I would describe the second part as application and problem-solving as I put my improved toolkit to use on real-world problems. The first exercise involved data cleaning for the El Salvador project. I was given a dataset that needed to be imported, standardized, cleaned, and then exported. The administrative data were messy. There were things in the wrong columns, the data were in Spanish, and I needed to integrate the dataset with another dataset that would allow us to eventually use multiple systems estimation (MSE). This task was really important because data cleaning is necessary and can be incredibly difficult when working with administrative data. Throughout the process, I began to identify another toolkit: the packages in R that I could use when encountering tricky data cleaning problems. Data cleaning is when you identify incomplete, incorrect, inaccurate or irrelevant parts of the data so that your findings are accurate when you do the analysis.
In a second exercise, I worked with Tarak Shah, another HRDAG team member. I began studying open missing-persons cases in Chicago, applying my tools and problem-solving skills to people’s real-life experiences in Chicago. The data that I had were on a PDF, so I worked with Tarak to scrape text from the PDF and parse the information into a data frame. During my time working on this project, I began paying more attention to my GitHub, and following people I wanted to learn from. I’m excited to continue to work on this project with community collaborators and eventually post a document or website that my community can learn from.
The last part of my learning was about my physical toolkit and investing in my future. Patrick Ball and Scott Weikart played a big role in this. Patrick has told me on more than one occasion that “you need a powerful and smooth set of toolkits;” this toolkit can include something as small as a pencil and as large as the monitor you use when programming. The toolkit can be physical things you buy or shortcuts when working from your terminal. Ergonomics is an applied science concerned with designing and arranging things people use so that the people and things interact most efficiently and safely. Programmers have to especially be careful because we sit in front of computers for long periods of time. I invested in a mouse and flat keyboard to support a large monitor to mitigate the health risks associated with this career path.

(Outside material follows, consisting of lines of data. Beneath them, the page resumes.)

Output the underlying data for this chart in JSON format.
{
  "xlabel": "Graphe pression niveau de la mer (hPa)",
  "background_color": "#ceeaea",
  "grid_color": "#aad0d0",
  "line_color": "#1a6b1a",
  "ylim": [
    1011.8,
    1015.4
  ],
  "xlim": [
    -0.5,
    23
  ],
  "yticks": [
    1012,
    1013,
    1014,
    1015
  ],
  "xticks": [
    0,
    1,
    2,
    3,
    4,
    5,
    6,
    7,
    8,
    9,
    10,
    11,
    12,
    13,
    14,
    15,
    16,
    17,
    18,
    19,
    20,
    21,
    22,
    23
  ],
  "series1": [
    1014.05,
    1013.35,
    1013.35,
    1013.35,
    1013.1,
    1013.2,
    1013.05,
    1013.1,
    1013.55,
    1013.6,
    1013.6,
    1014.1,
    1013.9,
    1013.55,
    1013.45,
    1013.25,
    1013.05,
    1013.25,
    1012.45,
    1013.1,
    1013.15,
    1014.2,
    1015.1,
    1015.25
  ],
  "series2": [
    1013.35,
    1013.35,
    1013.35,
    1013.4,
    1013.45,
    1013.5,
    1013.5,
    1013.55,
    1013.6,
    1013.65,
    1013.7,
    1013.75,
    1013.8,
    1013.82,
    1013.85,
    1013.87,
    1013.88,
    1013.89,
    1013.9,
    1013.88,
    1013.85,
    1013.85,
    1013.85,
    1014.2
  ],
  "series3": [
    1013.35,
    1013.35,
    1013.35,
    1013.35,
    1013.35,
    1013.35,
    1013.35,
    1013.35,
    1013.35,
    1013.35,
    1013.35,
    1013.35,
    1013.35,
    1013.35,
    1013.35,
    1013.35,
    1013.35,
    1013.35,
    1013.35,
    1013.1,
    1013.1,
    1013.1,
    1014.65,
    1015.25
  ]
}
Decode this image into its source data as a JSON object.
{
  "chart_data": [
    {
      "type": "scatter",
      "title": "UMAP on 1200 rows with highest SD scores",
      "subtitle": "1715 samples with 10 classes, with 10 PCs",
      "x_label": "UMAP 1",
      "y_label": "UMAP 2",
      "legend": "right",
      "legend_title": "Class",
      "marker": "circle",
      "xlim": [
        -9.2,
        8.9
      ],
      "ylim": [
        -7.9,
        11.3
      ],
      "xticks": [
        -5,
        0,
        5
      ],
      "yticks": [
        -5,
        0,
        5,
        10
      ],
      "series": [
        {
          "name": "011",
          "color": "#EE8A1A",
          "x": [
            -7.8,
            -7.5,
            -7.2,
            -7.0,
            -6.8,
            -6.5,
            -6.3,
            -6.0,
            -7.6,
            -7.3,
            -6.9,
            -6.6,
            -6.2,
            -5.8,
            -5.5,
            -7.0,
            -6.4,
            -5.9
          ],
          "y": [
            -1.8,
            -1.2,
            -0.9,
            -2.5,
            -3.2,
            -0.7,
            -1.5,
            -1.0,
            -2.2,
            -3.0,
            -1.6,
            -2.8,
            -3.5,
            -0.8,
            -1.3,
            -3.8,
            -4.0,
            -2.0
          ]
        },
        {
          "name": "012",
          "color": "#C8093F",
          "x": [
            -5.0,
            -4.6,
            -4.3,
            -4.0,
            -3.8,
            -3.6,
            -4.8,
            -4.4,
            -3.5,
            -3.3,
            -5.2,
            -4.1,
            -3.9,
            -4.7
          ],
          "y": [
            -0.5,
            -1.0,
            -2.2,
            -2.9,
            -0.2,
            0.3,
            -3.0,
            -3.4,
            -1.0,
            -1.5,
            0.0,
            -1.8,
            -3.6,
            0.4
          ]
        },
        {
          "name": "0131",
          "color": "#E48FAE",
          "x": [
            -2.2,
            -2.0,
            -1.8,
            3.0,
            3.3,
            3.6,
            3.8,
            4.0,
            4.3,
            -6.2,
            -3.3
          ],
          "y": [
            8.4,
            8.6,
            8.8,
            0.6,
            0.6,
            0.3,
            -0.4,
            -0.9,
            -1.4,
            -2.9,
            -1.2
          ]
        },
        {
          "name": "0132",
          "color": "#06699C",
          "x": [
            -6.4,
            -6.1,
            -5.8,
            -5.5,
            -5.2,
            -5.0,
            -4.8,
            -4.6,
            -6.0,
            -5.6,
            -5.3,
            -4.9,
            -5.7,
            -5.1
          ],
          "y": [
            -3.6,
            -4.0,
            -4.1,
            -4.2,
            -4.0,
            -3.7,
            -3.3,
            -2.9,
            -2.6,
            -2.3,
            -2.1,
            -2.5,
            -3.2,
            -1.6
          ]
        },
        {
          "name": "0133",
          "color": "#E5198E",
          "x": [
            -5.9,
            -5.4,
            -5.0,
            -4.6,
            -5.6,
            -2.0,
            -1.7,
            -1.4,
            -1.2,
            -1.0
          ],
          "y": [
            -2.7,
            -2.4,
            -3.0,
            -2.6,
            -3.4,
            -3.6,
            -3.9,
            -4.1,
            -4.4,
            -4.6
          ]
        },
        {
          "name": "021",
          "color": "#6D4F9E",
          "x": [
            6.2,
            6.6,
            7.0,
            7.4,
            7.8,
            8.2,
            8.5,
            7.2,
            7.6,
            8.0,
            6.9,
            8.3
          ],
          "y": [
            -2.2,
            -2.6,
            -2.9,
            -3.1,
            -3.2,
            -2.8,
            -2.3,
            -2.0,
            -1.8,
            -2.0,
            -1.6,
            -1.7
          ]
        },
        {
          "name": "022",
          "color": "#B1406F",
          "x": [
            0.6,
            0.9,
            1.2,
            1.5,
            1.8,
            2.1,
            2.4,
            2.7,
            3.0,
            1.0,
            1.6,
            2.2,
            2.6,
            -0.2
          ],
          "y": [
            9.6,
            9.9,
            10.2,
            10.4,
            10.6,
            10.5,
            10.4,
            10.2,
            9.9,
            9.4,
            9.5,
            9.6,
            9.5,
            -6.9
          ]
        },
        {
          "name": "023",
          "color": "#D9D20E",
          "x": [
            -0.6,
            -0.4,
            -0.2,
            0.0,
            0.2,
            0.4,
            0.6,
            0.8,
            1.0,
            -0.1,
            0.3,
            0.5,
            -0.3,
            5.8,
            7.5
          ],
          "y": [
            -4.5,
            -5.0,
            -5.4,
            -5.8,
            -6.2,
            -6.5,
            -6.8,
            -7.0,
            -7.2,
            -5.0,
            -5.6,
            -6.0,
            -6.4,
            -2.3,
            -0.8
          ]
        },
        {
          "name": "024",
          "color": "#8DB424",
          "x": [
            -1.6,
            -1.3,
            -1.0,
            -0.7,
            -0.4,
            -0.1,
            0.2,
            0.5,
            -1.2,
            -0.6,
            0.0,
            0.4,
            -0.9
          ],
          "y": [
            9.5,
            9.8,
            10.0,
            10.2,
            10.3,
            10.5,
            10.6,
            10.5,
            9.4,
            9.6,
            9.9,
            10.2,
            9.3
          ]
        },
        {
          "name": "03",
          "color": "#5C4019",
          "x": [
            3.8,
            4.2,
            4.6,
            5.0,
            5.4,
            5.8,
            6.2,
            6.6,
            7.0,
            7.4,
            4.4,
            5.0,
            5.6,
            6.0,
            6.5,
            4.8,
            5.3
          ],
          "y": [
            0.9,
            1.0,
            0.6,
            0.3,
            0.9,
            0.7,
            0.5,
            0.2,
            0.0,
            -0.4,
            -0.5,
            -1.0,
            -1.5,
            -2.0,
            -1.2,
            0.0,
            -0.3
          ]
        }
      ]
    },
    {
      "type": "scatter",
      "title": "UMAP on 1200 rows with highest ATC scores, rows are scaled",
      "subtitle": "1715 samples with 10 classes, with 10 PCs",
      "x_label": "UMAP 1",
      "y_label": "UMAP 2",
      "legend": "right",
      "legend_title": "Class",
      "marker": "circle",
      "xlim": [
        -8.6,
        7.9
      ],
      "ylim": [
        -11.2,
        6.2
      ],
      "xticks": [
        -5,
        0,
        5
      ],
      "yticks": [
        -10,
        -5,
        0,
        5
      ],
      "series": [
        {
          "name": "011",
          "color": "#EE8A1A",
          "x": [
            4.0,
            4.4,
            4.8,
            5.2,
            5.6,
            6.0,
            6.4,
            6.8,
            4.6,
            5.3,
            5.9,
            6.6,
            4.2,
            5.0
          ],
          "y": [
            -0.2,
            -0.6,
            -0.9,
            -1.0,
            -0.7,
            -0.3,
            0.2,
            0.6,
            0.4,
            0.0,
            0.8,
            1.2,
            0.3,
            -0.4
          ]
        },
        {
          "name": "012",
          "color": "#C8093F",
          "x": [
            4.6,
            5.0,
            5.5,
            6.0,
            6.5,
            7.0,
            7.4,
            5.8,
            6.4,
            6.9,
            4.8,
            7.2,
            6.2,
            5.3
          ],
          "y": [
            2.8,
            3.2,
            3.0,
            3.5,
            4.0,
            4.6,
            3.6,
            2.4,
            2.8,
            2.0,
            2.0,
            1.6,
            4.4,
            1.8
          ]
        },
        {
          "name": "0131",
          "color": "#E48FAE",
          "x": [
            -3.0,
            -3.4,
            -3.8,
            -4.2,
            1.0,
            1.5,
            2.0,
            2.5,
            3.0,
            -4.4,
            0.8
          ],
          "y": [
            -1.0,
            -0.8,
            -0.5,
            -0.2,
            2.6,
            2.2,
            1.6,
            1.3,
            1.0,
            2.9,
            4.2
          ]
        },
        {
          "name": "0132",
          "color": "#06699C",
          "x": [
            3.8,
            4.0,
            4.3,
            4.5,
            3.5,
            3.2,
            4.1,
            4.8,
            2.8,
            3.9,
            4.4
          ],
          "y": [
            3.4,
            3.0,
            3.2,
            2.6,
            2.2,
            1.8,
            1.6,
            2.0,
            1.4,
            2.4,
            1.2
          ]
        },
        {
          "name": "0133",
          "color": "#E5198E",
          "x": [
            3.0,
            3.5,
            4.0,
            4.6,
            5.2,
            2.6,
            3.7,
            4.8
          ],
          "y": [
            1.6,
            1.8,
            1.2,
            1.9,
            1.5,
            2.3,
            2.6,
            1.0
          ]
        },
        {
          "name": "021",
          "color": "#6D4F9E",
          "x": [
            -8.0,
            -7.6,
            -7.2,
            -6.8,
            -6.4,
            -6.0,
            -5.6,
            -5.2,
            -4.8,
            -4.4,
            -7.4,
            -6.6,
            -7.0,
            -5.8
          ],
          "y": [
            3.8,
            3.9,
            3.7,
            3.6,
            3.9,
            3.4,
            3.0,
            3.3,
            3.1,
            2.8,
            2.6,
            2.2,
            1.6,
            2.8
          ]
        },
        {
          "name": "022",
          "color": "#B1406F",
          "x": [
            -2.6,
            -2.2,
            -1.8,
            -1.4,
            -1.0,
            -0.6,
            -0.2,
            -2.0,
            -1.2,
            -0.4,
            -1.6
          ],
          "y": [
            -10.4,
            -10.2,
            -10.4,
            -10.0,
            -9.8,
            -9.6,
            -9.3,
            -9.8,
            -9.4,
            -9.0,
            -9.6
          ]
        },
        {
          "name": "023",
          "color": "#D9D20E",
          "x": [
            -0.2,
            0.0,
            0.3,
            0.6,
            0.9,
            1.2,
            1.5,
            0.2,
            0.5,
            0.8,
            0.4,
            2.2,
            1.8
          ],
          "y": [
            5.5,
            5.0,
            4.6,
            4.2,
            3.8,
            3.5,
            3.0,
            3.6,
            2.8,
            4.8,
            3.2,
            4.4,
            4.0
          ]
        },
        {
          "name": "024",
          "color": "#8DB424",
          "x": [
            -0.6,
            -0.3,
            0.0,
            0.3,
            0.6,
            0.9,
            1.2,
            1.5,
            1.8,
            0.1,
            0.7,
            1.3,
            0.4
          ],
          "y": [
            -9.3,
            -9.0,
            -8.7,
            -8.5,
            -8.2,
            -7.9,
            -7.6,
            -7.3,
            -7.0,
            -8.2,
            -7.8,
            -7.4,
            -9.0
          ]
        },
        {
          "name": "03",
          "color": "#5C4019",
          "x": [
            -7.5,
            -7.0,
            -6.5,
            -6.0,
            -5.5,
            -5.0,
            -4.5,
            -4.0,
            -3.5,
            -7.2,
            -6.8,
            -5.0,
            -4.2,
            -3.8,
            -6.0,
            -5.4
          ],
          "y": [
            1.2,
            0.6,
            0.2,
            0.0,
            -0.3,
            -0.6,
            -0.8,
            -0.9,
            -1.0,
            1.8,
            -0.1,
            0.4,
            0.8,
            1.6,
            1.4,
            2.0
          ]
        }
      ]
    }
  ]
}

It’s also important to think about the food you put in your body to make sure that your lifestyle doesn’t contribute to problems with your mind, back, and eyes in the future.

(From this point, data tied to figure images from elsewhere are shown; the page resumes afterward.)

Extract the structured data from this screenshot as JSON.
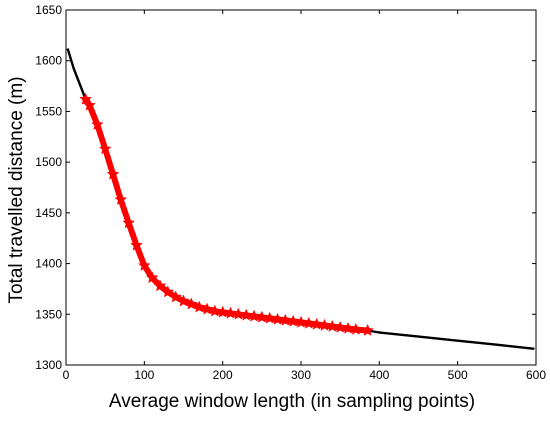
{
  "chart_data": {
    "type": "line",
    "title": "",
    "xlabel": "Average window length (in sampling points)",
    "ylabel": "Total travelled distance (m)",
    "xlim": [
      0,
      600
    ],
    "ylim": [
      1300,
      1650
    ],
    "xticks": [
      0,
      100,
      200,
      300,
      400,
      500,
      600
    ],
    "yticks": [
      1300,
      1350,
      1400,
      1450,
      1500,
      1550,
      1600,
      1650
    ],
    "grid": false,
    "legend": "none",
    "series": [
      {
        "color": "#000000",
        "style": "line",
        "x": [
          2,
          10,
          20,
          25,
          40,
          60,
          80,
          100,
          120,
          150,
          200,
          250,
          300,
          350,
          385,
          400,
          450,
          500,
          550,
          598
        ],
        "y": [
          1612,
          1592,
          1572,
          1562,
          1537,
          1488,
          1440,
          1398,
          1378,
          1363,
          1352,
          1347,
          1342,
          1337,
          1334,
          1332,
          1328,
          1324,
          1320,
          1316
        ]
      },
      {
        "color": "#ff0000",
        "style": "star-markers",
        "x": [
          25,
          30,
          40,
          50,
          60,
          70,
          80,
          90,
          100,
          110,
          120,
          130,
          140,
          150,
          160,
          170,
          180,
          190,
          200,
          210,
          220,
          230,
          240,
          250,
          260,
          270,
          280,
          290,
          300,
          310,
          320,
          330,
          340,
          350,
          360,
          370,
          385
        ],
        "y": [
          1562,
          1556,
          1537,
          1513,
          1488,
          1463,
          1440,
          1418,
          1398,
          1386,
          1378,
          1372,
          1367,
          1363,
          1360,
          1357,
          1355,
          1353,
          1352,
          1351,
          1350,
          1349,
          1348,
          1347,
          1346,
          1345,
          1344,
          1343,
          1342,
          1341,
          1340,
          1339,
          1338,
          1337,
          1336,
          1335,
          1334
        ]
      }
    ]
  }
}
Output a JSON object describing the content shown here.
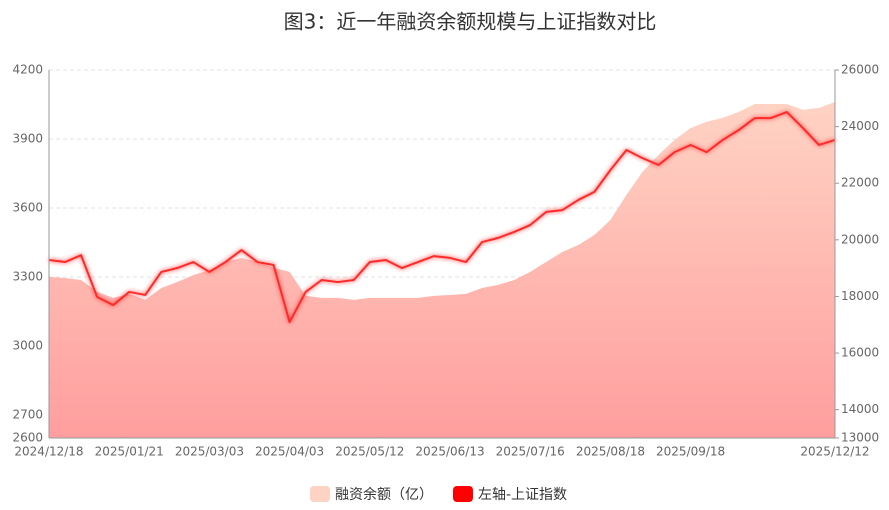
{
  "chart_data": {
    "type": "line",
    "title": "图3：近一年融资余额规模与上证指数对比",
    "categories": [
      "2024/12/18",
      null,
      null,
      null,
      null,
      "2025/01/21",
      null,
      null,
      null,
      null,
      "2025/03/03",
      null,
      null,
      null,
      null,
      "2025/04/03",
      null,
      null,
      null,
      null,
      "2025/05/12",
      null,
      null,
      null,
      null,
      "2025/06/13",
      null,
      null,
      null,
      null,
      "2025/07/16",
      null,
      null,
      null,
      null,
      "2025/08/18",
      null,
      null,
      null,
      null,
      "2025/09/18",
      null,
      null,
      null,
      null,
      null,
      null,
      null,
      null,
      "2025/12/12"
    ],
    "series": [
      {
        "name": "融资余额（亿）",
        "color": "#ffd3c4",
        "axis": "y2",
        "type": "area",
        "values": [
          18690,
          18650,
          18580,
          18160,
          17950,
          18090,
          17880,
          18300,
          18510,
          18760,
          18930,
          19220,
          19360,
          19220,
          19010,
          18870,
          18020,
          17950,
          17950,
          17880,
          17950,
          17950,
          17950,
          17950,
          18020,
          18050,
          18090,
          18300,
          18410,
          18580,
          18870,
          19220,
          19570,
          19820,
          20170,
          20700,
          21590,
          22400,
          23000,
          23530,
          23950,
          24170,
          24310,
          24520,
          24800,
          24800,
          24800,
          24590,
          24660,
          24870
        ]
      },
      {
        "name": "左轴-上证指数",
        "color": "#ff2a2a",
        "type": "line",
        "values": [
          3374,
          3365,
          3395,
          3213,
          3178,
          3235,
          3222,
          3322,
          3339,
          3365,
          3322,
          3365,
          3417,
          3365,
          3352,
          3104,
          3235,
          3287,
          3278,
          3287,
          3365,
          3374,
          3339,
          3365,
          3391,
          3383,
          3365,
          3452,
          3470,
          3496,
          3526,
          3583,
          3591,
          3635,
          3670,
          3765,
          3852,
          3817,
          3787,
          3843,
          3874,
          3843,
          3896,
          3939,
          3991,
          3991,
          4017,
          3948,
          3874,
          3896
        ]
      }
    ],
    "ylim": [
      2600,
      4200
    ],
    "yticks": [
      2600,
      2700,
      3000,
      3300,
      3600,
      3900,
      4200
    ],
    "y2lim": [
      13000,
      26000
    ],
    "y2ticks": [
      13000,
      14000,
      16000,
      18000,
      20000,
      22000,
      24000,
      26000
    ],
    "grid": true
  }
}
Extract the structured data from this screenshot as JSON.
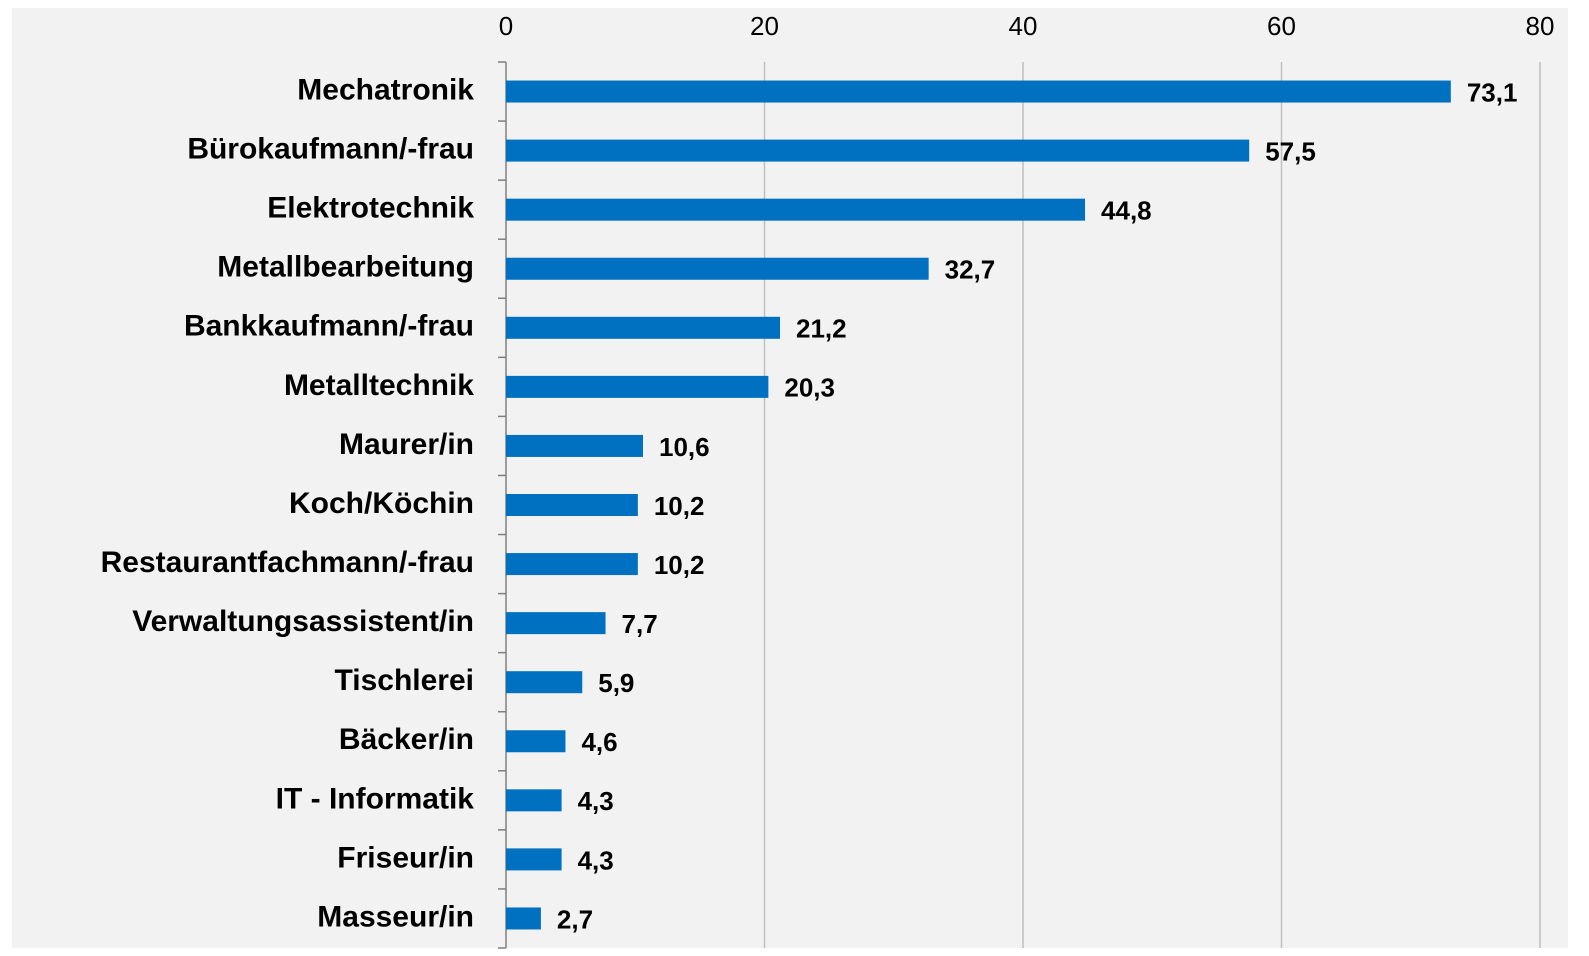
{
  "chart_data": {
    "type": "bar",
    "orientation": "horizontal",
    "categories": [
      "Mechatronik",
      "Bürokaufmann/-frau",
      "Elektrotechnik",
      "Metallbearbeitung",
      "Bankkaufmann/-frau",
      "Metalltechnik",
      "Maurer/in",
      "Koch/Köchin",
      "Restaurantfachmann/-frau",
      "Verwaltungsassistent/in",
      "Tischlerei",
      "Bäcker/in",
      "IT - Informatik",
      "Friseur/in",
      "Masseur/in"
    ],
    "values": [
      73.1,
      57.5,
      44.8,
      32.7,
      21.2,
      20.3,
      10.6,
      10.2,
      10.2,
      7.7,
      5.9,
      4.6,
      4.3,
      4.3,
      2.7
    ],
    "value_labels": [
      "73,1",
      "57,5",
      "44,8",
      "32,7",
      "21,2",
      "20,3",
      "10,6",
      "10,2",
      "10,2",
      "7,7",
      "5,9",
      "4,6",
      "4,3",
      "4,3",
      "2,7"
    ],
    "color": "#0070c0",
    "xlim": [
      0,
      80
    ],
    "xticks": [
      0,
      20,
      40,
      60,
      80
    ],
    "grid": true
  }
}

When I started my internship, I had only begun to scratch the surface of data science. Now that my time is coming to a close, I’ve realized that there is an infinite amount of information that I will need to learn in my career as a future data scientist. I feel ready for that journey, in large part because of the skills and toolkits I gained at HRDAG. I’ll be wrapping up my last year of graduate school, and I’ll also be working as a research assistant at the Center for Survey Methodology at the University of Chicago, where I will help analyze 35 years of criminal court data from the Circuit Court of Cook County. Going forward with all that I’ve learned, I am excited to continue using data science to find patterns in people’s stories, to boost knowledge in my community, and to hold those in power accountable to the public.